KZN High Court (Durban) Judge Robin Mossop, faced with an application which could see a mother and her three young children on the streets, has ruled the mother is entitled to assistance in her ‘moment of need’ from the entity burdened to provide that assistance.

The Mercury reports Transnet wants to evict her from a home, which is owned by the state. Mossop did not direct his words to Transnet – which is entitled to evict her – but to the eThekwini Municipality.

While the municipality was cited a respondent in the application brought by Transnet to evict the family, the municipality simply ignored the application and did not pitch at court.

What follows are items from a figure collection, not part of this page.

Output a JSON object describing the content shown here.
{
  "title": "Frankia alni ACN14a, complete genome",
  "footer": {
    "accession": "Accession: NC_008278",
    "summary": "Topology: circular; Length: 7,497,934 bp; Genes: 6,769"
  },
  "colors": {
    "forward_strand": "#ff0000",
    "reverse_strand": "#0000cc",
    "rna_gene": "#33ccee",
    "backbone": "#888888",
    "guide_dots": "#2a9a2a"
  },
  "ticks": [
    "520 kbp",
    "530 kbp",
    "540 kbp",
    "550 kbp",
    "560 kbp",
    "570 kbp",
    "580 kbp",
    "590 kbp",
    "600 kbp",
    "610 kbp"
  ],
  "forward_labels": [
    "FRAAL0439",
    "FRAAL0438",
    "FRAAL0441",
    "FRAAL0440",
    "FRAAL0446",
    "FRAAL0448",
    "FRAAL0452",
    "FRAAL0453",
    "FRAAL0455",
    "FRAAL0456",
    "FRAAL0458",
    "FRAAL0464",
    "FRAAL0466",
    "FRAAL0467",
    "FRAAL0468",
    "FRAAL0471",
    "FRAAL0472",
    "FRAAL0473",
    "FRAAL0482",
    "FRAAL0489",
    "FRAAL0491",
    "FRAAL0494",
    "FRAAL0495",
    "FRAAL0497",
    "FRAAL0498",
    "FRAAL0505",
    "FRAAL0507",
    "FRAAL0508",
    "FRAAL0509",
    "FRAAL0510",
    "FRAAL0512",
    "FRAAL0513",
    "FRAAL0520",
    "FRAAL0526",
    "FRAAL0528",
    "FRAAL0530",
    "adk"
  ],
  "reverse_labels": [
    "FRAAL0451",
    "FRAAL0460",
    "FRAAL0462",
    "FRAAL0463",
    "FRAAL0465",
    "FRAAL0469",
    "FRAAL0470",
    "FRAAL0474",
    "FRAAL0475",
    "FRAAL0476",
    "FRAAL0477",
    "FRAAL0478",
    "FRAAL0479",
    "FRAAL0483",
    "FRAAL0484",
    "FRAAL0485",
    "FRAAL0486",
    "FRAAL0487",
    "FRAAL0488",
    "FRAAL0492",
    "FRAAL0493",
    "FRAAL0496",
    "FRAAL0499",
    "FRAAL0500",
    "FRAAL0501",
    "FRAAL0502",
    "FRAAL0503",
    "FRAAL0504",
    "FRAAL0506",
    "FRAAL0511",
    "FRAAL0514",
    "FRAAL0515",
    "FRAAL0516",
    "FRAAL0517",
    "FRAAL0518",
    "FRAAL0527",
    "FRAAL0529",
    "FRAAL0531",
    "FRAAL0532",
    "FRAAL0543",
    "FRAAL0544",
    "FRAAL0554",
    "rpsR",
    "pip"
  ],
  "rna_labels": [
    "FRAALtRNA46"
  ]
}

Mosspop noted that the municipality has offered no assistance to the court whatsoever.

‘The first respondent (the mother) remains a member of our community and is entitled to be respected and to have her dignity preserved. She is not in her current position by design or through choice. She is doing her best to provide for her family and to keep them intact and safe,’ the judge said.

He said it cannot be in the interests of justice that she and her family be rendered homeless.

‘That would simply be solving one problem by creating another problem. The third respondent (the municipality), through its indifference to her plight, appears to regard her as a non-person, unworthy of its assistance. She is not that,’ Mossop said.

He gave the municipality until 1 June to ‘redeem itself,’ to file a report to court and explain how it would resolve this ‘vexing social issue’ by means of supplying the family with alternative accommodation.